Time for second half = 120/60 = 2 hours.
Total time = 3+2 = 5 hours.
Average speed for the whole trip = 240/5 = 48 miles per hour. This is our target.

Now we plug x=50 into the answers to see which yields our target of 48.

Only answer choice E works:
12,000 / ( x + 200) = 12,000/(50+200) = 48.

The correct answer is E.

@ Mitch, I have 2 questions:
1. Do you think this is the fastest approach?
2. In general, when a question talks about percentages, do you think assuming x=50% is a fair and safe choice?

blackjack wrote:@ Mitch, I have 2 questions:
1. Do you think this is the fastest approach?

What's fastest depends on the test-taker. Plugging in numbers certainly is an efficient way to solve this -- and many other -- problems.

2. In general, when a question talks about percentages, do you think assuming x=50% is a fair and safe choice?

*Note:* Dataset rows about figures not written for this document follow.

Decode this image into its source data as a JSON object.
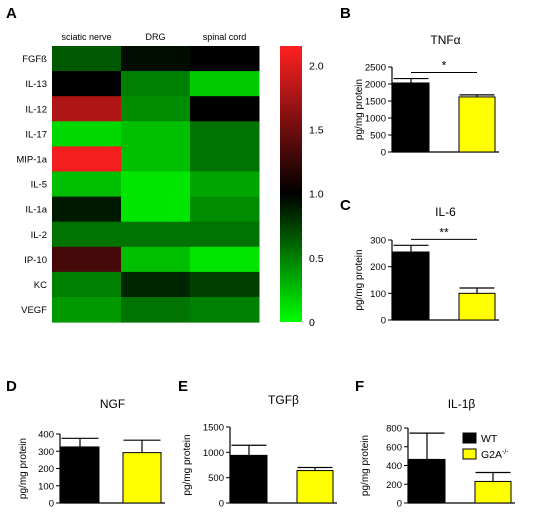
{
  "chart_data": [
    {
      "panel": "A",
      "type": "heatmap",
      "columns": [
        "sciatic nerve",
        "DRG",
        "spinal cord"
      ],
      "rows": [
        "FGFß",
        "IL-13",
        "IL-12",
        "IL-17",
        "MIP-1a",
        "IL-5",
        "IL-1a",
        "IL-2",
        "IP-10",
        "KC",
        "VEGF"
      ],
      "values": [
        [
          0.65,
          0.95,
          1.0
        ],
        [
          1.0,
          0.5,
          0.2
        ],
        [
          1.75,
          0.45,
          1.0
        ],
        [
          0.15,
          0.25,
          0.55
        ],
        [
          2.05,
          0.25,
          0.55
        ],
        [
          0.25,
          0.1,
          0.35
        ],
        [
          0.9,
          0.1,
          0.45
        ],
        [
          0.55,
          0.55,
          0.55
        ],
        [
          1.3,
          0.25,
          0.1
        ],
        [
          0.5,
          0.85,
          0.75
        ],
        [
          0.4,
          0.55,
          0.5
        ]
      ],
      "colorbar": {
        "ticks": [
          0,
          0.5,
          1.0,
          1.5,
          2.0
        ],
        "tick_labels": [
          "0",
          "0.5",
          "1.0",
          "1.5",
          "2.0"
        ],
        "min": 0,
        "max": 2.15,
        "colors": {
          "low": "#00ff00",
          "mid": "#000000",
          "high": "#ff2020"
        }
      }
    },
    {
      "panel": "B",
      "type": "bar",
      "title": "TNFα",
      "ylabel": "pg/mg protein",
      "ylim": [
        0,
        2500
      ],
      "yticks": [
        0,
        500,
        1000,
        1500,
        2000,
        2500
      ],
      "series": [
        {
          "name": "WT",
          "value": 2030,
          "error": 130
        },
        {
          "name": "G2A",
          "value": 1620,
          "error": 60
        }
      ],
      "significance": "*"
    },
    {
      "panel": "C",
      "type": "bar",
      "title": "IL-6",
      "ylabel": "pg/mg protein",
      "ylim": [
        0,
        300
      ],
      "yticks": [
        0,
        100,
        200,
        300
      ],
      "series": [
        {
          "name": "WT",
          "value": 255,
          "error": 25
        },
        {
          "name": "G2A",
          "value": 100,
          "error": 20
        }
      ],
      "significance": "**"
    },
    {
      "panel": "D",
      "type": "bar",
      "title": "NGF",
      "ylabel": "pg/mg protein",
      "ylim": [
        0,
        400
      ],
      "yticks": [
        0,
        100,
        200,
        300,
        400
      ],
      "series": [
        {
          "name": "WT",
          "value": 325,
          "error": 50
        },
        {
          "name": "G2A",
          "value": 292,
          "error": 72
        }
      ]
    },
    {
      "panel": "E",
      "type": "bar",
      "title": "TGFβ",
      "ylabel": "pg/mg protein",
      "ylim": [
        0,
        1500
      ],
      "yticks": [
        0,
        500,
        1000,
        1500
      ],
      "series": [
        {
          "name": "WT",
          "value": 940,
          "error": 200
        },
        {
          "name": "G2A",
          "value": 640,
          "error": 60
        }
      ]
    },
    {
      "panel": "F",
      "type": "bar",
      "title": "IL-1β",
      "ylabel": "pg/mg protein",
      "ylim": [
        0,
        800
      ],
      "yticks": [
        0,
        200,
        400,
        600,
        800
      ],
      "series": [
        {
          "name": "WT",
          "value": 465,
          "error": 280
        },
        {
          "name": "G2A",
          "value": 230,
          "error": 95
        }
      ]
    }
  ],
  "legend": {
    "items": [
      {
        "label": "WT",
        "sup": "",
        "color": "#000000"
      },
      {
        "label": "G2A",
        "sup": "-/-",
        "color": "#ffff00"
      }
    ]
  },
  "colors": {
    "wt": "#000000",
    "ko": "#ffff00"
  }
}
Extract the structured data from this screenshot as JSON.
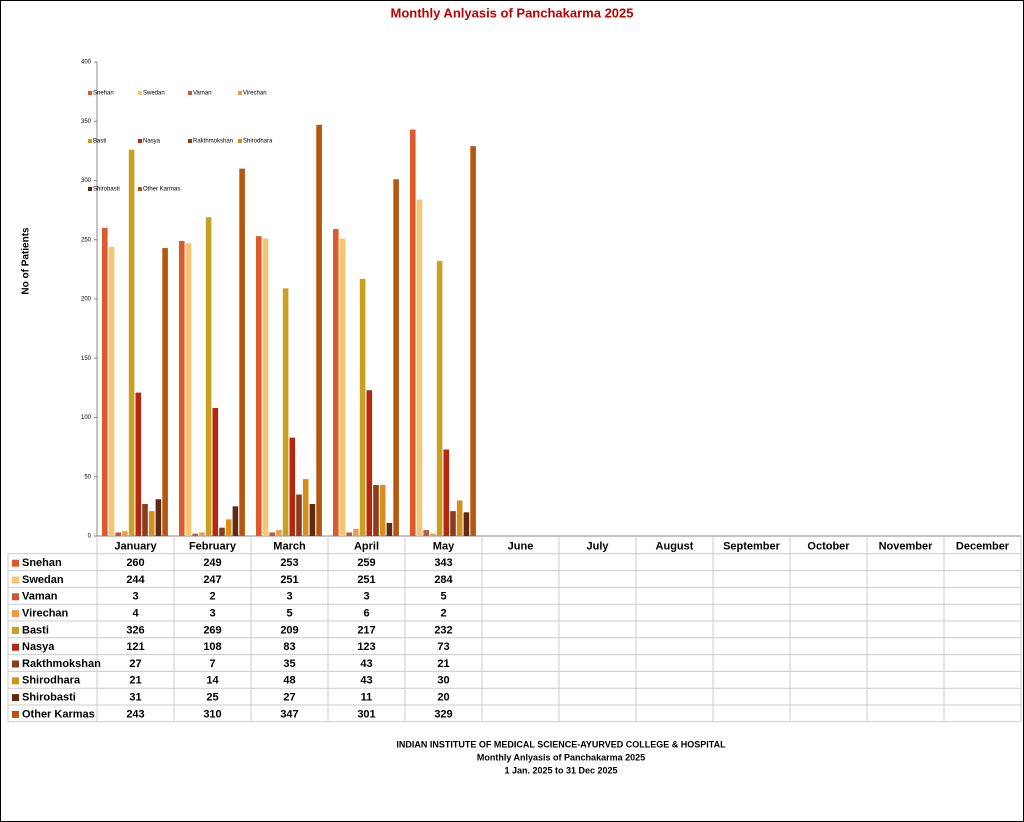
{
  "chart_data": {
    "type": "bar",
    "title": "Monthly Anlyasis of Panchakarma  2025",
    "y_label": "No of Patients",
    "categories": [
      "January",
      "February",
      "March",
      "April",
      "May",
      "June",
      "July",
      "August",
      "September",
      "October",
      "November",
      "December"
    ],
    "ylim": [
      0,
      400
    ],
    "yticks": [
      0,
      50,
      100,
      150,
      200,
      250,
      300,
      350,
      400
    ],
    "grid": false,
    "legend": "top-left",
    "series": [
      {
        "name": "Snehan",
        "color": "#de5a2c",
        "values": [
          260,
          249,
          253,
          259,
          343,
          null,
          null,
          null,
          null,
          null,
          null,
          null
        ]
      },
      {
        "name": "Swedan",
        "color": "#f8c470",
        "values": [
          244,
          247,
          251,
          251,
          284,
          null,
          null,
          null,
          null,
          null,
          null,
          null
        ]
      },
      {
        "name": "Vaman",
        "color": "#c0583a",
        "values": [
          3,
          2,
          3,
          3,
          5,
          null,
          null,
          null,
          null,
          null,
          null,
          null
        ]
      },
      {
        "name": "Virechan",
        "color": "#f19a45",
        "values": [
          4,
          3,
          5,
          6,
          2,
          null,
          null,
          null,
          null,
          null,
          null,
          null
        ]
      },
      {
        "name": "Basti",
        "color": "#c9a022",
        "values": [
          326,
          269,
          209,
          217,
          232,
          null,
          null,
          null,
          null,
          null,
          null,
          null
        ]
      },
      {
        "name": "Nasya",
        "color": "#b5280f",
        "values": [
          121,
          108,
          83,
          123,
          73,
          null,
          null,
          null,
          null,
          null,
          null,
          null
        ]
      },
      {
        "name": "Rakthmokshan",
        "color": "#8e3a1c",
        "values": [
          27,
          7,
          35,
          43,
          21,
          null,
          null,
          null,
          null,
          null,
          null,
          null
        ]
      },
      {
        "name": "Shirodhara",
        "color": "#d68f1b",
        "values": [
          21,
          14,
          48,
          43,
          30,
          null,
          null,
          null,
          null,
          null,
          null,
          null
        ]
      },
      {
        "name": "Shirobasti",
        "color": "#5e2a12",
        "values": [
          31,
          25,
          27,
          11,
          20,
          null,
          null,
          null,
          null,
          null,
          null,
          null
        ]
      },
      {
        "name": "Other Karmas",
        "color": "#b6560f",
        "values": [
          243,
          310,
          347,
          301,
          329,
          null,
          null,
          null,
          null,
          null,
          null,
          null
        ]
      }
    ]
  },
  "footer": {
    "lines": [
      "INDIAN INSTITUTE OF MEDICAL SCIENCE-AYURVED COLLEGE & HOSPITAL",
      "Monthly Anlyasis of Panchakarma  2025",
      "1 Jan. 2025 to 31 Dec 2025"
    ]
  }
}
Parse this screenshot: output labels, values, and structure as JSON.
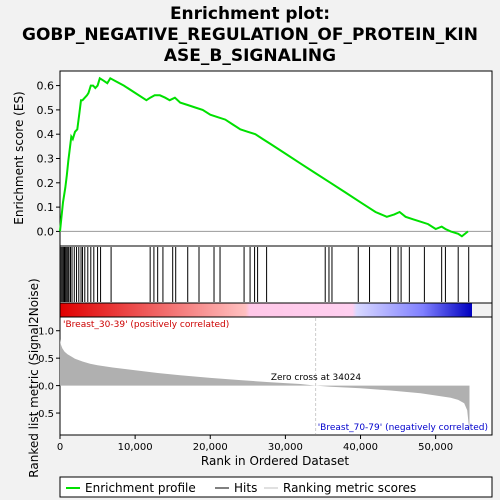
{
  "chart_data": {
    "type": "line",
    "title_lines": [
      "Enrichment plot:",
      "GOBP_NEGATIVE_REGULATION_OF_PROTEIN_KIN",
      "ASE_B_SIGNALING"
    ],
    "es_panel": {
      "ylabel": "Enrichment score (ES)",
      "ylim": [
        -0.06,
        0.66
      ],
      "yticks": [
        "0.0",
        "0.1",
        "0.2",
        "0.3",
        "0.4",
        "0.5",
        "0.6"
      ],
      "ytick_values": [
        0.0,
        0.1,
        0.2,
        0.3,
        0.4,
        0.5,
        0.6
      ],
      "series": [
        {
          "color": "#00e000",
          "x": [
            0,
            200,
            400,
            700,
            900,
            1100,
            1300,
            1500,
            1700,
            2000,
            2300,
            2600,
            2800,
            3000,
            3300,
            3600,
            3800,
            4100,
            4400,
            4700,
            5000,
            5300,
            5800,
            6300,
            6700,
            7300,
            8500,
            10000,
            11500,
            12000,
            12600,
            13300,
            14000,
            14600,
            15300,
            16000,
            17000,
            18000,
            19000,
            20000,
            21000,
            22000,
            23000,
            24000,
            25000,
            26000,
            27000,
            28000,
            30000,
            32000,
            34000,
            36000,
            38000,
            40000,
            42000,
            43500,
            44500,
            45200,
            46000,
            47000,
            48000,
            49000,
            50000,
            50800,
            51300,
            52000,
            53000,
            53500,
            54300
          ],
          "y": [
            0.0,
            0.06,
            0.12,
            0.18,
            0.23,
            0.29,
            0.34,
            0.39,
            0.38,
            0.41,
            0.42,
            0.49,
            0.54,
            0.54,
            0.55,
            0.56,
            0.57,
            0.6,
            0.6,
            0.59,
            0.6,
            0.63,
            0.62,
            0.61,
            0.63,
            0.62,
            0.6,
            0.57,
            0.54,
            0.55,
            0.56,
            0.56,
            0.55,
            0.54,
            0.55,
            0.53,
            0.52,
            0.51,
            0.5,
            0.48,
            0.47,
            0.46,
            0.44,
            0.42,
            0.41,
            0.4,
            0.38,
            0.36,
            0.32,
            0.28,
            0.24,
            0.2,
            0.16,
            0.12,
            0.08,
            0.06,
            0.07,
            0.08,
            0.06,
            0.05,
            0.04,
            0.03,
            0.01,
            0.02,
            0.01,
            0.0,
            -0.01,
            -0.02,
            0.0
          ]
        }
      ]
    },
    "hits": [
      0,
      150,
      300,
      450,
      600,
      750,
      900,
      1050,
      1200,
      1400,
      1600,
      1900,
      2200,
      2500,
      2800,
      3000,
      3300,
      3700,
      4100,
      4500,
      5000,
      5400,
      6800,
      12000,
      12500,
      13000,
      13700,
      15000,
      15400,
      17000,
      18500,
      20500,
      21300,
      24500,
      25300,
      25900,
      26300,
      27500,
      35300,
      35800,
      36200,
      39700,
      41200,
      44000,
      45000,
      45400,
      46500,
      48500,
      50800,
      51300,
      53000,
      54400
    ],
    "metric_panel": {
      "ylabel": "Ranked list metric (Signal2Noise)",
      "ylim": [
        -0.9,
        1.25
      ],
      "yticks": [
        "1.0",
        "0.5",
        "0.0",
        "-0.5"
      ],
      "ytick_values": [
        1.0,
        0.5,
        0.0,
        -0.5
      ],
      "x": [
        0,
        100,
        300,
        600,
        1000,
        1500,
        2000,
        3000,
        4000,
        5000,
        7000,
        10000,
        13000,
        16000,
        20000,
        24000,
        28000,
        32000,
        34024,
        36000,
        40000,
        44000,
        48000,
        50000,
        52000,
        53000,
        53800,
        54200,
        54500
      ],
      "y": [
        0.85,
        0.75,
        0.68,
        0.62,
        0.57,
        0.53,
        0.49,
        0.44,
        0.4,
        0.37,
        0.33,
        0.28,
        0.23,
        0.19,
        0.14,
        0.1,
        0.06,
        0.03,
        0.0,
        -0.02,
        -0.05,
        -0.09,
        -0.14,
        -0.18,
        -0.22,
        -0.26,
        -0.32,
        -0.45,
        -0.85
      ],
      "positive_label": "'Breast_30-39' (positively correlated)",
      "negative_label": "'Breast_70-79' (negatively correlated)",
      "zero_cross_label": "Zero cross at 34024",
      "zero_cross": 34024
    },
    "xlabel": "Rank in Ordered Dataset",
    "xlim": [
      0,
      57500
    ],
    "xticks": [
      "0",
      "10,000",
      "20,000",
      "30,000",
      "40,000",
      "50,000"
    ],
    "xtick_values": [
      0,
      10000,
      20000,
      30000,
      40000,
      50000
    ],
    "legend": [
      {
        "label": "Enrichment profile",
        "color": "#00e000"
      },
      {
        "label": "Hits",
        "color": "#000000"
      },
      {
        "label": "Ranking metric scores",
        "color": "#c0c0c0"
      }
    ],
    "colors": {
      "es_line": "#00e000",
      "positive": "#e00000",
      "negative": "#0000e0",
      "metric_fill": "#b0b0b0",
      "positive_text": "#cc0000",
      "negative_text": "#0000cc"
    }
  }
}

Choose numbers that make the math easy.
50% makes this problem easy because then half the distance is traveled at one speed and half the distance is traveled at the other speed.
x = 10% and a total distance of 400 miles also would work well: 40 miles would be traveled at 40 miles per hour, 360 miles would be traveled at 60 miles per hour, resulting in an average speed for the whole trip of 400/7 miles per hour.